I needed all the length I could get.
I released my elbow from its fortified position around the stabilizing arm and extended my free hand.
We moved toward each other, inch by inch, and the noises and the screams and the firing pistols faded to silence.
Her eyes locked onto mine.
Mine locked onto hers.
And I could see she knew just as well as I did that no matter what happened in the next couple of seconds, whether the wind blew the ship’s ass down and allowed her to reach me or performed the opposite movement, we were going to end up together.
If she made the jump, we would sail off and live the rest of our lives happy.
If she failed, I would release the strut and sail to oblivion below.
I was going to be with her one way or the other.
But boy, did I have a preference.
Her hand missed mine and instead caught my wrist.

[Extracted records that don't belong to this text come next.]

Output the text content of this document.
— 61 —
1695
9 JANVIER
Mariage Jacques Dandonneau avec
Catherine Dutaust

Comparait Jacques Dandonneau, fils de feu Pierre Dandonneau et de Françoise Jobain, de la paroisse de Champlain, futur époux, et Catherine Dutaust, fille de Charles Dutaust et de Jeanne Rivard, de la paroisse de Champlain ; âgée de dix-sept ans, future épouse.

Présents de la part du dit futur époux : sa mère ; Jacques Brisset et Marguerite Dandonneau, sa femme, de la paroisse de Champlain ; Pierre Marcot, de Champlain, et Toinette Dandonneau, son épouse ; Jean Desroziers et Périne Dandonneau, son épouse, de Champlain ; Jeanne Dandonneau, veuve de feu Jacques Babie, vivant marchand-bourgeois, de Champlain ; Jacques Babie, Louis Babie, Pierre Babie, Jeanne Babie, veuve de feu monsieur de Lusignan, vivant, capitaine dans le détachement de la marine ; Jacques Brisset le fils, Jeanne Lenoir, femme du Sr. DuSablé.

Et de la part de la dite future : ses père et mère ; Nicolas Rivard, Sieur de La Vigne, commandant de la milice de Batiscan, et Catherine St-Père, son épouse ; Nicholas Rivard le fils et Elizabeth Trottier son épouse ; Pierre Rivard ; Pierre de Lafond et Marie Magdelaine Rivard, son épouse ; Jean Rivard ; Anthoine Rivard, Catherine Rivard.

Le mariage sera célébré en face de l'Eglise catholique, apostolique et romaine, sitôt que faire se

She swung forward and I moved with her.
Her grip loosened so I shifted my hand position and snatched her wrist.
I pulled her up with a single heave that I should never have been capable of.
I drew her inside, wrapped my arms around her, and lost my balance.
We fell back onto the floor.
The Shadow guards maintained their fire but as Computer raised us into the stratosphere, their shots were nothing but desperation.
“Raise the ramp!” I said.
The ramp rose and thumped into place.